From May 13-15, 2024, Yale Institute of Sacred Music’s third conference on the Black sacred arts will convene scholars and artists in New Haven, CT to explore connections between the Black sacred arts, ecology, and environmental concerns.

Keynote speakers will include Tracey Hucks, the Victor S. Thomas Professor of Africana Religious Studies at Harvard Divinity School and the Suzanne Young Murray Professor at Radcliffe Institute for Advanced Study, and Dianne M. Stewart, the Samuel Candler Dobbs Professor of Religion and African American Studies at Emory University.

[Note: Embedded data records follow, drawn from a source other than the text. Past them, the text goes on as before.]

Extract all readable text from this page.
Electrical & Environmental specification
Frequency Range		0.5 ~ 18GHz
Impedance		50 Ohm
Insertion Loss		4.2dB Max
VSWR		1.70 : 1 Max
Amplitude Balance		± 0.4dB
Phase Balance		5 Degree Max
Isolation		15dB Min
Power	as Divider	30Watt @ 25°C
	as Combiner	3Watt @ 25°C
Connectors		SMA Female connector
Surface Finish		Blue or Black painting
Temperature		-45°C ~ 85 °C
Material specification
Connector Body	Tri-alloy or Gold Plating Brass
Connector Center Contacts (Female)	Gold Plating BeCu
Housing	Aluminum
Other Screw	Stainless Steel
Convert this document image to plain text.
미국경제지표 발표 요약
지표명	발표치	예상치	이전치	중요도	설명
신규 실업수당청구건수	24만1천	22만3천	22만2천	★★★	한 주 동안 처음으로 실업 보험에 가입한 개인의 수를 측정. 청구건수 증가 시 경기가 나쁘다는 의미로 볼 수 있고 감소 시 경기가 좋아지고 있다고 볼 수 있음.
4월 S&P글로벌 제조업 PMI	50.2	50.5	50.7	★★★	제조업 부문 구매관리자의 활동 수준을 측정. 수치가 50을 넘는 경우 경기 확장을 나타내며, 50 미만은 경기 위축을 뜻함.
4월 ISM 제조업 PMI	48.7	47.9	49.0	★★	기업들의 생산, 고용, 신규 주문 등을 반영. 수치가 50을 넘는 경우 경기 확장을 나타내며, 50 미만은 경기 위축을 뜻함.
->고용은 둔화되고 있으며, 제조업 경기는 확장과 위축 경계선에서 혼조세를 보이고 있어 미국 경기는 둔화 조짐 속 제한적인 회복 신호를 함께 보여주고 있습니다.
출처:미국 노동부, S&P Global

The conference will highlight research and practice from multi-religious perspectives and disparate geographies in the Black Atlantic that consider links between expressive cultures and topics such as climate change, the biodiversity crisis, the human and more-than-human nexus, extractive capitalism in Africa and its diaspora, and links between ecology and ritual material culture. We aim to encourage interdisciplinary conversations about entanglements between the Black sacred arts, ecology, and environmental issues via sonic, visual, and other sensoria that cut across religious, geographic, or other social categories throughout the Black Atlantic and beyond. Proposals on any confluence of religion, ecology, and environmentalism ranging from studies of Black Buddhism to Islam, and research on the Black Church to Santería are welcome.